176433 Assessment of Nonresponse Bias in the Non-Pharmaceutical Interventions for Influenza Telephone Survey

Monday, October 27, 2008: 1:15 PM

Douglas B. Currivan, PhD , Survey Research Division, RTI International, Research Triangle Park, NC
Frank Destefano, MD , Statistics and Epidemiology, RTI International, Atlanta, GA
Rodney Baxter, PhD , Survey Research Division, RTI International, Research Triangle Park, NC
Scott F. Wetterhall, MD, MPH , Health Security and Systems Research, RTI International, Atlanta, GA
The recent decline in telephone survey response rates compels researchers to assess the potential for nonresponse bias in most telephone survey data. One challenge to analyzing nonresponse bias is that limited information about nonrespondents is available for most surveys.
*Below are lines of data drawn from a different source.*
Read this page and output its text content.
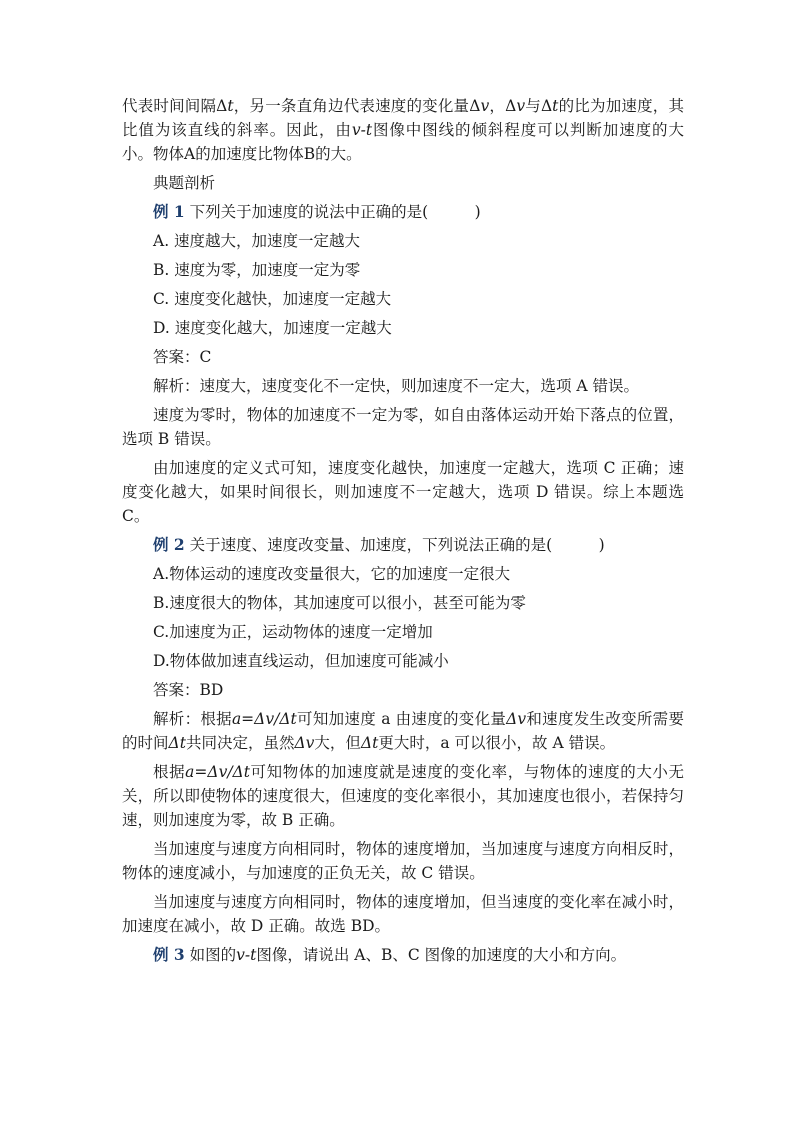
代表时间间隔Δt，另一条直角边代表速度的变化量Δv，Δv与Δt的比为加速度，其比值为该直线的斜率。因此，由v-t图像中图线的倾斜程度可以判断加速度的大小。物体A的加速度比物体B的大。

典题剖析

例 1 下列关于加速度的说法中正确的是(　　　)

A. 速度越大，加速度一定越大

B. 速度为零，加速度一定为零

C. 速度变化越快，加速度一定越大

D. 速度变化越大，加速度一定越大

答案：C

解析：速度大，速度变化不一定快，则加速度不一定大，选项 A 错误。

速度为零时，物体的加速度不一定为零，如自由落体运动开始下落点的位置，选项 B 错误。

由加速度的定义式可知，速度变化越快，加速度一定越大，选项 C 正确；速度变化越大，如果时间很长，则加速度不一定越大，选项 D 错误。综上本题选 C。

例 2 关于速度、速度改变量、加速度，下列说法正确的是(　　　)

A.物体运动的速度改变量很大，它的加速度一定很大

B.速度很大的物体，其加速度可以很小，甚至可能为零

C.加速度为正，运动物体的速度一定增加

D.物体做加速直线运动，但加速度可能减小

答案：BD

解析：根据a=Δv/Δt可知加速度 a 由速度的变化量Δv和速度发生改变所需要的时间Δt共同决定，虽然Δv大，但Δt更大时，a 可以很小，故 A 错误。

根据a=Δv/Δt可知物体的加速度就是速度的变化率，与物体的速度的大小无关，所以即使物体的速度很大，但速度的变化率很小，其加速度也很小，若保持匀速，则加速度为零，故 B 正确。

当加速度与速度方向相同时，物体的速度增加，当加速度与速度方向相反时，物体的速度减小，与加速度的正负无关，故 C 错误。

当加速度与速度方向相同时，物体的速度增加，但当速度的变化率在减小时，加速度在减小，故 D 正确。故选 BD。

例 3 如图的v-t图像，请说出 A、B、C 图像的加速度的大小和方向。
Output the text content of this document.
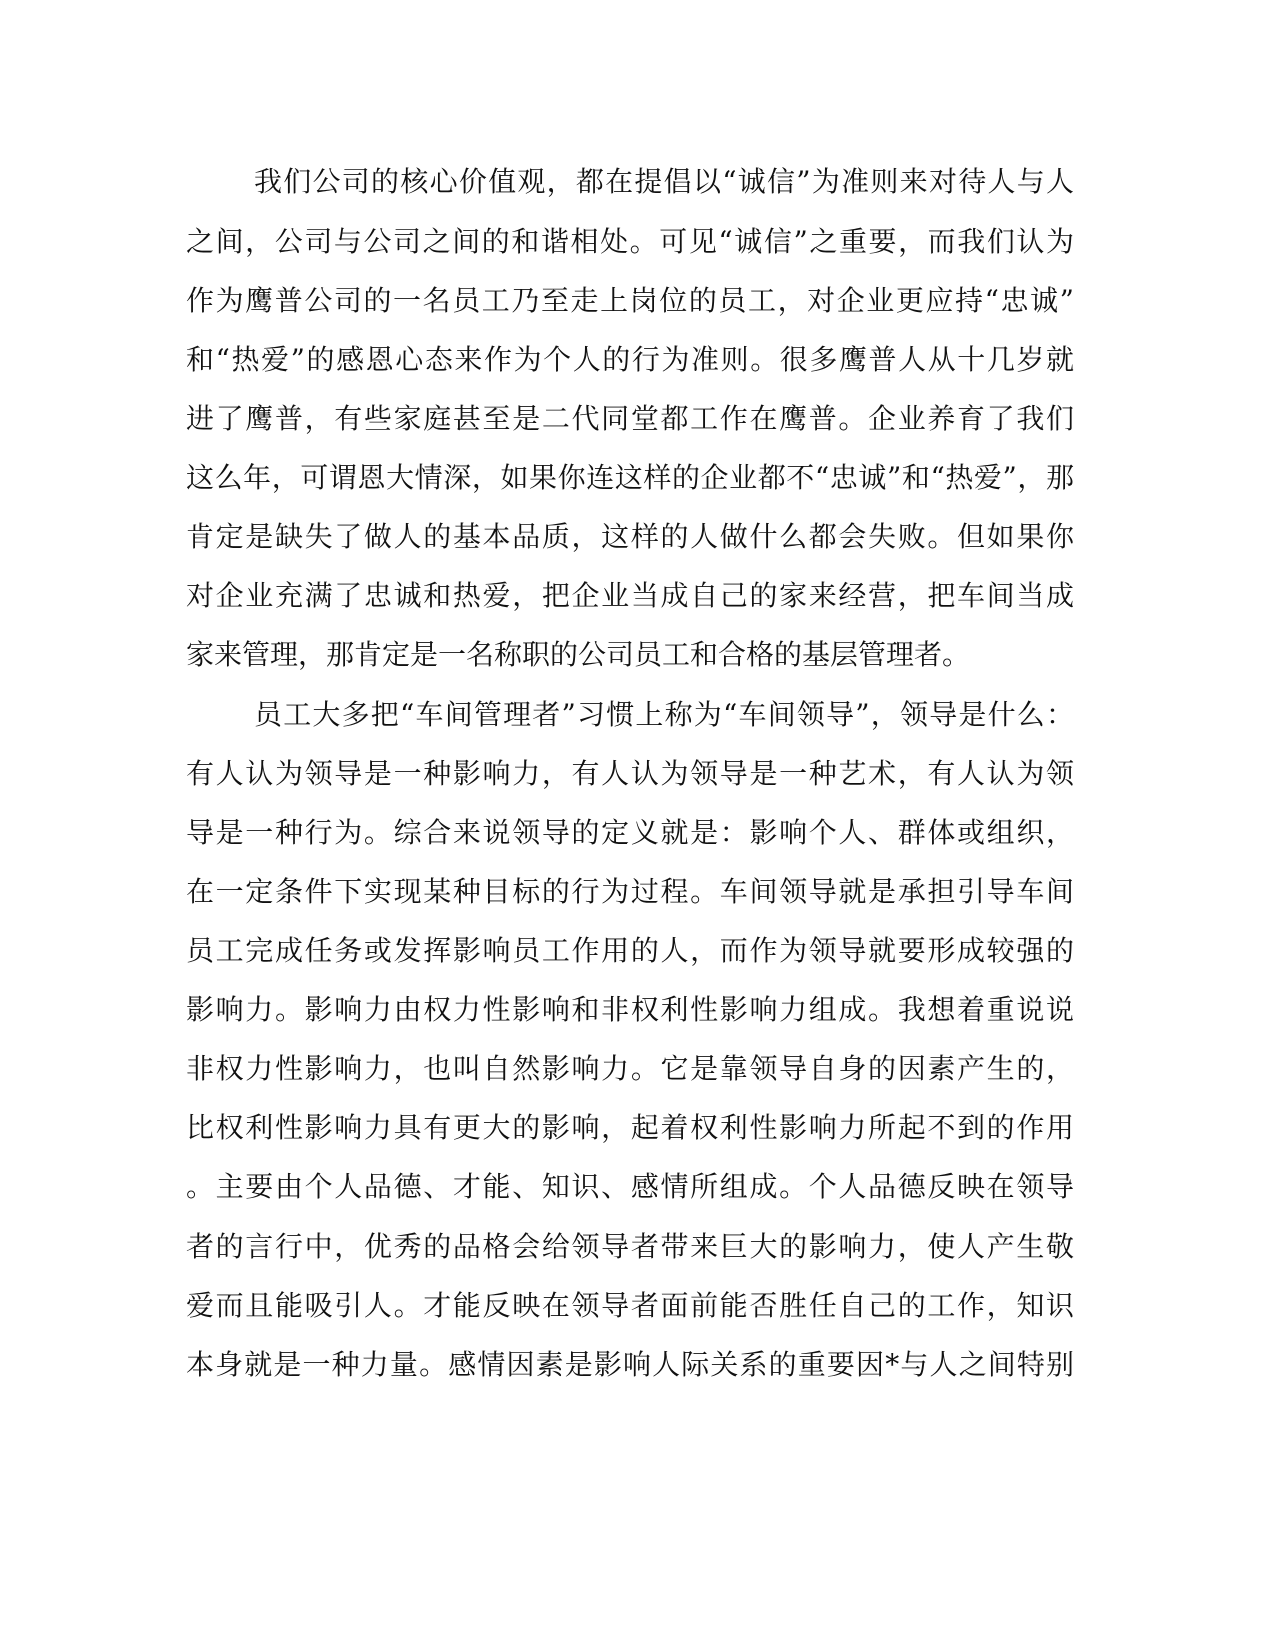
我们公司的核心价值观，都在提倡以“诚信”为准则来对待人与人
之间，公司与公司之间的和谐相处。可见“诚信”之重要，而我们认为
作为鹰普公司的一名员工乃至走上岗位的员工，对企业更应持“忠诚”
和“热爱”的感恩心态来作为个人的行为准则。很多鹰普人从十几岁就
进了鹰普，有些家庭甚至是二代同堂都工作在鹰普。企业养育了我们
这么年，可谓恩大情深，如果你连这样的企业都不“忠诚”和“热爱”，那
肯定是缺失了做人的基本品质，这样的人做什么都会失败。但如果你
对企业充满了忠诚和热爱，把企业当成自己的家来经营，把车间当成
家来管理，那肯定是一名称职的公司员工和合格的基层管理者。
员工大多把“车间管理者”习惯上称为“车间领导”，领导是什么：
有人认为领导是一种影响力，有人认为领导是一种艺术，有人认为领
导是一种行为。综合来说领导的定义就是：影响个人、群体或组织，
在一定条件下实现某种目标的行为过程。车间领导就是承担引导车间
员工完成任务或发挥影响员工作用的人，而作为领导就要形成较强的
影响力。影响力由权力性影响和非权利性影响力组成。我想着重说说
非权力性影响力，也叫自然影响力。它是靠领导自身的因素产生的，
比权利性影响力具有更大的影响，起着权利性影响力所起不到的作用
。主要由个人品德、才能、知识、感情所组成。个人品德反映在领导
者的言行中，优秀的品格会给领导者带来巨大的影响力，使人产生敬
爱而且能吸引人。才能反映在领导者面前能否胜任自己的工作，知识
本身就是一种力量。感情因素是影响人际关系的重要因*与人之间特别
Census data can usually provide demographic figures for the target population, but other reliable sources must be used to provide benchmarks on how demographic characteristics may be related to the survey measures of interest. Accepting this challenge, we assess nonresponse bias in a community health survey conducted in four counties in North Carolina. This survey focused primarily on residents' knowledge, attitudes, and practices with respect to the role of non-pharmaceutical steps for preventing the spread of influenza. We use Census data to assess how survey respondents and nonrespondents differ on demographic characteristics. Other sources, including the Behavioral Risk Factors Surveillance System and National Health Interview Survey, indicate how these demographic differences may be related to key survey measures. The key measures include steps taken to avoid contracting influenza, incidence of an influenza-like illness, and number of daily social interactions. As two examples, higher representation among women versus men likely contributed to an overestimate of the proportion of residents receiving a flu shot; higher representation among residents over age 65 versus younger residents likely contributed to an underestimate of the average number of social interactions. We discuss the potential impact of telephone survey nonresponse on community health surveys and steps researchers can take to both prevent and assess nonresponse bias in surveys.

Learning Objectives:
1) Identify and understand major sources of nonresponse bias in community health surveys conducted by telephone. (2) Apply knowledge of nonresponse bias to the design and analysis of future community health surveys.

Keywords: Survey, Infectious Diseases

Presenting author's disclosure statement:

Qualified on the content I am responsible for because: I am a Survey Methodologist with over 10 years of professional experience in survey research covering telephone, in-person, mail, Web, and multiple-mode data collection projects for government, not-for-profit, and academic clients. My primary areas of survey expertise and interest are maximizing response rates, evaluating nonresponse bias, interviewer effects on data, cognitive testing of questions, and measuring sensitive behaviors using computerized self-administration methods. am also experienced in performing statistical analysis and writing reports on a range of methodological issues. I have coauthored peer-reviewed journal articles on the use of T-ACASI methods in youth tobacco surveys and the impact of increasing survey nonresponse on adult smoking estimates, and I have given numerous presentations on these and other topics at professional conferences. I also teach a course on Data Collection Methods in Survey Research at the University of North Carolina in conjunction with the Joint Program in Survey Methodology at the University of Maryland.
Any relevant financial relationships? No

I agree to comply with the American Public Health Association Conflict of Interest and Commercial Support Guidelines, and to disclose to the participants any off-label or experimental uses of a commercial product or service discussed in my presentation.